What is Azure AI model inference service?
Azure AI models inference service provides access to the most powerful models available in the Azure AI model catalog. Coming from the key model providers in the industry including OpenAI, Microsoft, Meta, Mistral, Cohere, G42, and AI21 Labs; these models can be integrated with software solutions to deliver a wide range of tasks including content generation, summarization, image understanding, semantic search, and code generation.
The Azure AI model inference service provides a way to consume models as APIs without hosting them on your infrastructure. Models are hosted in a Microsoft-managed infrastructure, which enables API-based access to the model provider's model. API-based access can dramatically reduce the cost of accessing a model and simplify the provisioning experience.
Models
You can get access to the key model providers in the industry including OpenAI, Microsoft, Meta, Mistral, Cohere, G42, and AI21 Labs. Model providers define the license terms and set the price for use of their models. The following list shows all the models available:
Model provider | Models |
---|---|
AI21 Labs | - AI21-Jamba-1.5-Mini - AI21-Jamba-1.5-Large |
Azure OpenAI | - o1-preview (Request Access) - o1-mini (Request Access) - gpt-4o-mini - gpt-4o - text-embedding-3-small - text-embedding-3-large |
Cohere | - Cohere-command-r-plus-08-2024 - Cohere-command-r-08-2024 - Cohere-embed-v3-multilingual - Cohere-embed-v3-english - Cohere-command-r-plus - Cohere-command-r |
Meta AI | - Meta-Llama-3-8B-Instruct - Meta-Llama-3-70B-Instruct - Meta-Llama-3.1-8B-Instruct - Meta-Llama-3.1-70B-Instruct - Meta-Llama-3.1-405B-Instruct - Llama-3.2-11B-Vision-Instruct - Llama-3.2-90B-Vision-Instruct |
Mistral AI | - Mistral-Small - Mistral-Nemo - Mistral-large - Mistral-large-2407 |
Microsoft | - Phi-3-mini-4k-instruct - Phi-3-medium-4k-instruct - Phi-3-mini-128k-instruct - Phi-3-medium-128k-instruct - Phi-3-small-8k-instruct - Phi-3-small-128k-instruct - Phi-3.5-vision-instruct - Phi-3.5-mini-instruct - Phi-3.5-MoE-instruct |
You can decide and configure which models are available for inference in the created resource. When a given model is configured, you can then generate predictions from it by indicating its model name or deployment name on your requests. No further changes are required in your code to use it.

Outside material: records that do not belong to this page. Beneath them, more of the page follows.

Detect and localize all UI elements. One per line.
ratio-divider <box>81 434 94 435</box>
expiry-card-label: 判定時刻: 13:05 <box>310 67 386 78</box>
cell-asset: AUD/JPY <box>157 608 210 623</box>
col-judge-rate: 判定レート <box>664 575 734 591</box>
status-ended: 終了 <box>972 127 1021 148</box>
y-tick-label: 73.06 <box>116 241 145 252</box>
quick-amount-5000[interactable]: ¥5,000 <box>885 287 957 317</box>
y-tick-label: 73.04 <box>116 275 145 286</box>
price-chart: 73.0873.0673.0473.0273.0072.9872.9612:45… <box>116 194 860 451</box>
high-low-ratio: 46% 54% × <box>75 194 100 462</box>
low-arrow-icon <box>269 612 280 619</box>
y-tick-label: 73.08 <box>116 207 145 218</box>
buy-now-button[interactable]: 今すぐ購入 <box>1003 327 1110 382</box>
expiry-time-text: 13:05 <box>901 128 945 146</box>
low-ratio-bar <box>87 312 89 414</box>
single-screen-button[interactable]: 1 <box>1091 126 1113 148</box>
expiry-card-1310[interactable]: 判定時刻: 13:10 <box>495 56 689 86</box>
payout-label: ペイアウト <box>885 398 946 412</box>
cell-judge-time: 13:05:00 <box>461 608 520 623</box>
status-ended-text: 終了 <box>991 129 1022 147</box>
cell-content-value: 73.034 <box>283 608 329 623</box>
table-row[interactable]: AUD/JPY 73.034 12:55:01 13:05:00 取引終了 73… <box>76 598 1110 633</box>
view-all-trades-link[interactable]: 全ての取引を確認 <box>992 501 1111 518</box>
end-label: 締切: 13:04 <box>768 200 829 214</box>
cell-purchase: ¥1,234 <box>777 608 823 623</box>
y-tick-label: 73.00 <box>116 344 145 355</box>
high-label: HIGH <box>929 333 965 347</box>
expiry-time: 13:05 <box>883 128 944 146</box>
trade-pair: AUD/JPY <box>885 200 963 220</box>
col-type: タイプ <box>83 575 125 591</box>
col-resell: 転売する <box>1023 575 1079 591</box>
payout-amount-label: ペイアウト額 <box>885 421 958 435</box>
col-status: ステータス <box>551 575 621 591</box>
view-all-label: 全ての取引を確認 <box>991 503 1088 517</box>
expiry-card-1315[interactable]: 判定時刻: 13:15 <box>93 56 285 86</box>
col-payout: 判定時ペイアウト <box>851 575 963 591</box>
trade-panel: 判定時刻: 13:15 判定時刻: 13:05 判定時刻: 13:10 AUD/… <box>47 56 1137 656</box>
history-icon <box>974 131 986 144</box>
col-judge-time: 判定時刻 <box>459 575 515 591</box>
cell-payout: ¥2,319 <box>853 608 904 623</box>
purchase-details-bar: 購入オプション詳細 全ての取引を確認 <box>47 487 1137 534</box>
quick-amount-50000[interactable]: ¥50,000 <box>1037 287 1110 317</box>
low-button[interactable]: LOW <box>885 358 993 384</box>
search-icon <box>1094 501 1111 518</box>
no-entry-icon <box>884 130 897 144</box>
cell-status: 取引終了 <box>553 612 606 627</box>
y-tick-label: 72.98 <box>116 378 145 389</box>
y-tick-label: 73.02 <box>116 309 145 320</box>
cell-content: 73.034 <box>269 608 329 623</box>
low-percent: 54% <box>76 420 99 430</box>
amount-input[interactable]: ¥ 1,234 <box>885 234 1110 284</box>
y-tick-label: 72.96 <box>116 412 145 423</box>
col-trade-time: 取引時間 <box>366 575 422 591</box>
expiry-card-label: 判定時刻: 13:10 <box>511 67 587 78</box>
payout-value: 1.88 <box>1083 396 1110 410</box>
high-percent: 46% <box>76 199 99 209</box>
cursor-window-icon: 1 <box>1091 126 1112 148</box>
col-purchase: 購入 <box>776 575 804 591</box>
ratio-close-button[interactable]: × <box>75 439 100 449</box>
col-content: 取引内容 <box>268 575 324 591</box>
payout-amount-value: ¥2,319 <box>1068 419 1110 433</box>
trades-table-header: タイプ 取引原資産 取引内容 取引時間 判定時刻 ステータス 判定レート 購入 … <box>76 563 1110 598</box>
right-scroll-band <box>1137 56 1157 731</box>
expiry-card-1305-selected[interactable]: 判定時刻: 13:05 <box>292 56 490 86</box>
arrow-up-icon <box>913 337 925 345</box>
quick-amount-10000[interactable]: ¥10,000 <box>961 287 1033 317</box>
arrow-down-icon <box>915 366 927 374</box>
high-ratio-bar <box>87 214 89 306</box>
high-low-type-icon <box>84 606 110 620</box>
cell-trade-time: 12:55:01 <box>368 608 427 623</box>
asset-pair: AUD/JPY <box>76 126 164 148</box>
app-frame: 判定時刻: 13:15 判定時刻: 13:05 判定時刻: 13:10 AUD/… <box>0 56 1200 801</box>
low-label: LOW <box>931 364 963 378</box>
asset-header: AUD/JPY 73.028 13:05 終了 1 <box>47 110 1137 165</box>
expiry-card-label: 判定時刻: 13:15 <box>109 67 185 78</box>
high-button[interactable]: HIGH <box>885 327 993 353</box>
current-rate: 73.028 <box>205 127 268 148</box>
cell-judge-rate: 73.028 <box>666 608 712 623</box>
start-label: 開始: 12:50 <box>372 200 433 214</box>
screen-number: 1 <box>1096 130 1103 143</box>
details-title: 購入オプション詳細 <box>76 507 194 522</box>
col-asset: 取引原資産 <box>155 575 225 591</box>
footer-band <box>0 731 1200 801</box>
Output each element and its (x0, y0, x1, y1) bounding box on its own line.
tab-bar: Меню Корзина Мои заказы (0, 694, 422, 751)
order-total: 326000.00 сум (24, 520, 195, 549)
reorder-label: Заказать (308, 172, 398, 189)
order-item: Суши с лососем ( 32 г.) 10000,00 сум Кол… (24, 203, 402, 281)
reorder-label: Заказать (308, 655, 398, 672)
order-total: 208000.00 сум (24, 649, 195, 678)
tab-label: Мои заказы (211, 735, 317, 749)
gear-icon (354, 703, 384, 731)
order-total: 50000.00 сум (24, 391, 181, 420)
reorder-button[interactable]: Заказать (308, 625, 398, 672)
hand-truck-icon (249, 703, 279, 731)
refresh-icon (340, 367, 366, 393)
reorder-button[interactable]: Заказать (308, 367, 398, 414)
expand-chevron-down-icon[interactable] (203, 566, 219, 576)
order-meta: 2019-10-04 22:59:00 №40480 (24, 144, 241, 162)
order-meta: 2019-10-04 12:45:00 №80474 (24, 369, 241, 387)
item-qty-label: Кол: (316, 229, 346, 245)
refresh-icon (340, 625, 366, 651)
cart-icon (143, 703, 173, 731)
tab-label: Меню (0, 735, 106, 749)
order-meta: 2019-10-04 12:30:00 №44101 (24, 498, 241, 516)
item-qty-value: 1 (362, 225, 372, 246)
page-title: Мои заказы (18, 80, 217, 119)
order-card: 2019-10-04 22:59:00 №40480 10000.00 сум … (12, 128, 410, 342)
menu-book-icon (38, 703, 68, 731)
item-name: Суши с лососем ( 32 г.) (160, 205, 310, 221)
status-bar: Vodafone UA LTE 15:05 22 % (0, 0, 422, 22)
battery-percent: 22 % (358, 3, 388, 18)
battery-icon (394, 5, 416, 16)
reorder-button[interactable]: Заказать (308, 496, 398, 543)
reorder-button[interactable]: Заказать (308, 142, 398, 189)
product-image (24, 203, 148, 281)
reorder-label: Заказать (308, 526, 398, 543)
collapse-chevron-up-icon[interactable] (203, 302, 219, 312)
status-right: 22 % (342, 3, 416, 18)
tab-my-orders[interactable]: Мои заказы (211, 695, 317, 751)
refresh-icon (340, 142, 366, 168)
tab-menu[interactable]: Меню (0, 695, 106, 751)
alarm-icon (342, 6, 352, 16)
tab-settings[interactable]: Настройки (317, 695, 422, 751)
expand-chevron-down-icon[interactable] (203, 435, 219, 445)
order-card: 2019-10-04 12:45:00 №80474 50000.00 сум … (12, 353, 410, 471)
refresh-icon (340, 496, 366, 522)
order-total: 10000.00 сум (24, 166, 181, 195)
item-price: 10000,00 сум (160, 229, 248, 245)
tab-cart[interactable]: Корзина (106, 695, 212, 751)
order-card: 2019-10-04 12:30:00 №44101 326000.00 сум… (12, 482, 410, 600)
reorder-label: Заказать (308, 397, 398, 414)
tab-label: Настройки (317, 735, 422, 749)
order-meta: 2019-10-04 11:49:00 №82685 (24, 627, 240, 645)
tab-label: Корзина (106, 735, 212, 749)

To learn how to add models to the Azure AI model inference resource and use them read Add and configure models to Azure AI Models in Azure AI model inference.
Pricing
Models that are offered by non-Microsoft providers (for example, Meta AI and Mistral models) are billed through the Azure Marketplace. For such models, you're required to subscribe to the particular model offering in accordance with the Microsoft Commercial Marketplace Terms of Use. Users accept license terms for use of the models. Pricing information for consumption is provided during deployment.
Models that are offered by Microsoft (for example, Phi-3 models and Azure OpenAI models) don't have this requirement, and they are billed via Azure meters as First Party Consumption Services. As described in the Product Terms, you purchase First Party Consumption Services by using Azure meters, but they aren't subject to Azure service terms.